Skip ahead to August 2020 and there I was, reporting and walking alongside Black Lives Matter protesters (and by counter-protesters) moving up and down Soco Road in Maggie Valley: “Both sides were mostly peaceful and respectful, truth be told. Yes, I heard some vile things shouted at the protesters here and there. And yes, there were countless motorcycles revving their engines to drown out the protest chants. But, I also witnessed incredible compassion and unity among those marching, many of which are folks who live in Haywood County and who I’ve called friends for several years. While I observed and photographed those familiar faces in the march, I didn’t see or experience people trying to upend their own backyard. Nobody was there to physically destroy local businesses in a riot-like scenario. Nobody was there to fight and disrupt peace. If anything, it was a display of courage and personal conviction to seek out a better tomorrow, perhaps today.”

Skip ahead to last Thursday afternoon. After finishing up some writing in Orchard Coffee, I jumped into the truck and cruised to the Big Creek entrance of the Great Smoky Mountains National Park. Emerging from the vehicle, a crisp air and serene silence greeted me, this sense of solitude much needed and always chased after. 

Heading into the woods, I trotted up Chestnut Branch to where it intersects with the Appalachian Trail, from there along the AT to TN 32 at the state line and back down the dirt road to the Big Creek parking lot. Just around five miles total. 

Hundreds of miles from Washington, D.C., and my thoughts couldn’t stray far from the images witnessed the day before on national television. Thousands charging up the steps of the Capitol Building. Hundreds pushing their way in and demanding their voices be heard and their stances be taken seriously. 

The same faces who were utterly offended by Colin Kaepernick taking a knee during the national anthem, now standing and yelling atop the dais of Congress in a bison costume and face paint, heavy boots of another planted firmly atop the desk of the Speaker of the House — this bizarre modern world that proves the old adage: “truth is stranger than fiction.” 

Like probably most of you reading this, I was shocked (although not surprised this was the culmination of four years of rhetoric and conflict) to watch the events unfold in D.C. last week. And I can say most of this country is, too. Most of us want peace, but how? Most of us harbor compassion for fellow man, but when will all of our efforts and goodwill be the sum of great things to come?
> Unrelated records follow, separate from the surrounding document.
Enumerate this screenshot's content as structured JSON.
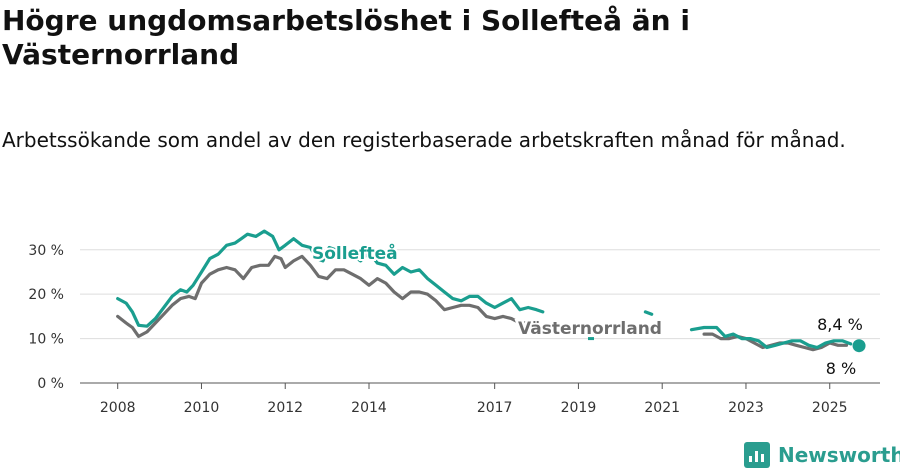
{
  "title": "Högre ungdomsarbetslöshet i Sollefteå än i Västernorrland",
  "subtitle": "Arbetssökande som andel av den registerbaserade arbetskraften månad för månad.",
  "brand": "Newsworthy",
  "colors": {
    "sollefteå": "#1a9e8f",
    "västernorrland": "#6e6e6e",
    "grid": "#dddddd",
    "axis": "#555555"
  },
  "chart_data": {
    "type": "line",
    "x_ticks": [
      "2008",
      "2010",
      "2012",
      "2014",
      "2017",
      "2019",
      "2021",
      "2023",
      "2025"
    ],
    "x_tick_values": [
      2008,
      2010,
      2012,
      2014,
      2017,
      2019,
      2021,
      2023,
      2025
    ],
    "y_ticks": [
      "0 %",
      "10 %",
      "20 %",
      "30 %"
    ],
    "y_tick_values": [
      0,
      10,
      20,
      30
    ],
    "xlim": [
      2007.1,
      2026.2
    ],
    "ylim": [
      0,
      34
    ],
    "grid": true,
    "series": [
      {
        "name": "Sollefteå",
        "color": "#1a9e8f",
        "end_label": "8,4 %",
        "points": [
          [
            2008.0,
            19.0
          ],
          [
            2008.2,
            18.0
          ],
          [
            2008.35,
            16.0
          ],
          [
            2008.5,
            13.0
          ],
          [
            2008.7,
            12.8
          ],
          [
            2008.9,
            14.5
          ],
          [
            2009.1,
            17.0
          ],
          [
            2009.3,
            19.5
          ],
          [
            2009.5,
            21.0
          ],
          [
            2009.65,
            20.5
          ],
          [
            2009.8,
            22.0
          ],
          [
            2010.0,
            25.0
          ],
          [
            2010.2,
            28.0
          ],
          [
            2010.4,
            29.0
          ],
          [
            2010.6,
            31.0
          ],
          [
            2010.8,
            31.5
          ],
          [
            2010.95,
            32.5
          ],
          [
            2011.1,
            33.5
          ],
          [
            2011.3,
            33.0
          ],
          [
            2011.5,
            34.2
          ],
          [
            2011.7,
            33.0
          ],
          [
            2011.85,
            30.0
          ],
          [
            2012.0,
            31.0
          ],
          [
            2012.2,
            32.5
          ],
          [
            2012.4,
            31.0
          ],
          [
            2012.6,
            30.5
          ],
          [
            2012.75,
            28.0
          ],
          [
            2012.9,
            27.5
          ],
          [
            2013.05,
            30.5
          ],
          [
            2013.2,
            30.0
          ],
          [
            2013.5,
            29.5
          ],
          [
            2013.8,
            27.5
          ],
          [
            2014.0,
            29.5
          ],
          [
            2014.2,
            27.0
          ],
          [
            2014.4,
            26.5
          ],
          [
            2014.6,
            24.5
          ],
          [
            2014.8,
            26.0
          ],
          [
            2015.0,
            25.0
          ],
          [
            2015.2,
            25.5
          ],
          [
            2015.4,
            23.5
          ],
          [
            2015.6,
            22.0
          ],
          [
            2015.8,
            20.5
          ],
          [
            2016.0,
            19.0
          ],
          [
            2016.2,
            18.5
          ],
          [
            2016.4,
            19.5
          ],
          [
            2016.6,
            19.5
          ],
          [
            2016.8,
            18.0
          ],
          [
            2017.0,
            17.0
          ],
          [
            2017.2,
            18.0
          ],
          [
            2017.4,
            19.0
          ],
          [
            2017.6,
            16.5
          ],
          [
            2017.8,
            17.0
          ],
          [
            2018.0,
            16.5
          ],
          [
            2018.15,
            16.0
          ],
          [
            2019.3,
            10.0
          ],
          [
            2020.6,
            16.0
          ],
          [
            2020.75,
            15.5
          ],
          [
            2021.7,
            12.0
          ],
          [
            2022.0,
            12.5
          ],
          [
            2022.3,
            12.5
          ],
          [
            2022.5,
            10.5
          ],
          [
            2022.7,
            11.0
          ],
          [
            2022.9,
            10.0
          ],
          [
            2023.1,
            10.0
          ],
          [
            2023.3,
            9.5
          ],
          [
            2023.5,
            8.0
          ],
          [
            2023.7,
            8.5
          ],
          [
            2023.9,
            9.0
          ],
          [
            2024.1,
            9.5
          ],
          [
            2024.3,
            9.5
          ],
          [
            2024.5,
            8.5
          ],
          [
            2024.7,
            8.0
          ],
          [
            2024.9,
            9.0
          ],
          [
            2025.1,
            9.5
          ],
          [
            2025.3,
            9.5
          ],
          [
            2025.5,
            8.8
          ],
          [
            2025.7,
            8.4
          ]
        ]
      },
      {
        "name": "Västernorrland",
        "color": "#6e6e6e",
        "end_label": "8 %",
        "points": [
          [
            2008.0,
            15.0
          ],
          [
            2008.2,
            13.5
          ],
          [
            2008.35,
            12.5
          ],
          [
            2008.5,
            10.5
          ],
          [
            2008.7,
            11.5
          ],
          [
            2008.9,
            13.5
          ],
          [
            2009.1,
            15.5
          ],
          [
            2009.3,
            17.5
          ],
          [
            2009.5,
            19.0
          ],
          [
            2009.7,
            19.5
          ],
          [
            2009.85,
            19.0
          ],
          [
            2010.0,
            22.5
          ],
          [
            2010.2,
            24.5
          ],
          [
            2010.4,
            25.5
          ],
          [
            2010.6,
            26.0
          ],
          [
            2010.8,
            25.5
          ],
          [
            2011.0,
            23.5
          ],
          [
            2011.2,
            26.0
          ],
          [
            2011.4,
            26.5
          ],
          [
            2011.6,
            26.5
          ],
          [
            2011.75,
            28.5
          ],
          [
            2011.9,
            28.0
          ],
          [
            2012.0,
            26.0
          ],
          [
            2012.2,
            27.5
          ],
          [
            2012.4,
            28.5
          ],
          [
            2012.6,
            26.5
          ],
          [
            2012.8,
            24.0
          ],
          [
            2013.0,
            23.5
          ],
          [
            2013.2,
            25.5
          ],
          [
            2013.4,
            25.5
          ],
          [
            2013.6,
            24.5
          ],
          [
            2013.8,
            23.5
          ],
          [
            2014.0,
            22.0
          ],
          [
            2014.2,
            23.5
          ],
          [
            2014.4,
            22.5
          ],
          [
            2014.6,
            20.5
          ],
          [
            2014.8,
            19.0
          ],
          [
            2015.0,
            20.5
          ],
          [
            2015.2,
            20.5
          ],
          [
            2015.4,
            20.0
          ],
          [
            2015.6,
            18.5
          ],
          [
            2015.8,
            16.5
          ],
          [
            2016.0,
            17.0
          ],
          [
            2016.2,
            17.5
          ],
          [
            2016.4,
            17.5
          ],
          [
            2016.6,
            17.0
          ],
          [
            2016.8,
            15.0
          ],
          [
            2017.0,
            14.5
          ],
          [
            2017.2,
            15.0
          ],
          [
            2017.4,
            14.5
          ],
          [
            2017.6,
            13.5
          ],
          [
            2017.8,
            13.5
          ],
          [
            2018.0,
            14.0
          ],
          [
            2022.0,
            11.0
          ],
          [
            2022.2,
            11.0
          ],
          [
            2022.4,
            10.0
          ],
          [
            2022.6,
            10.0
          ],
          [
            2022.8,
            10.5
          ],
          [
            2023.0,
            10.0
          ],
          [
            2023.2,
            9.0
          ],
          [
            2023.4,
            8.0
          ],
          [
            2023.6,
            8.5
          ],
          [
            2023.8,
            9.0
          ],
          [
            2024.0,
            9.0
          ],
          [
            2024.2,
            8.5
          ],
          [
            2024.4,
            8.0
          ],
          [
            2024.6,
            7.5
          ],
          [
            2024.8,
            8.0
          ],
          [
            2025.0,
            9.0
          ],
          [
            2025.2,
            8.5
          ],
          [
            2025.4,
            8.5
          ],
          [
            2025.6,
            7.5
          ],
          [
            2025.7,
            8.0
          ]
        ]
      }
    ],
    "segments": {
      "Sollefteå": [
        [
          0,
          53
        ],
        [
          54,
          54
        ],
        [
          55,
          56
        ],
        [
          57,
          75
        ]
      ],
      "Västernorrland": [
        [
          0,
          52
        ],
        [
          53,
          70
        ]
      ]
    }
  }
}
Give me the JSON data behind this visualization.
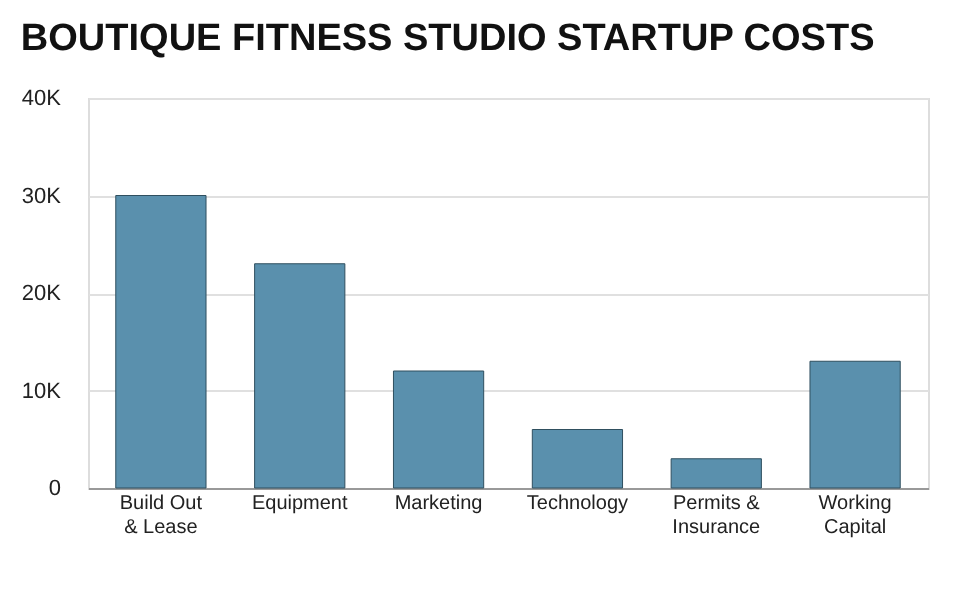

The fringe elements of both sides of this country are the squeaky wheels getting the grease. And yet, where to from here? How do the vast numbers of us walking along the middle of the road proceed into the New Year, not to mention this new administration? 

As I got back to my truck at Big Creek, covered in sweat and dirt, I raised my head and let out a humble sigh. New Year, but the same shit, eh? I’m tired, emotionally exhausted, but I won’t stop trying to understand, to find common ground with others and champion the idea of compromise. I remain optimistic. I do. 

Life is beautiful, grasp for it, y’all.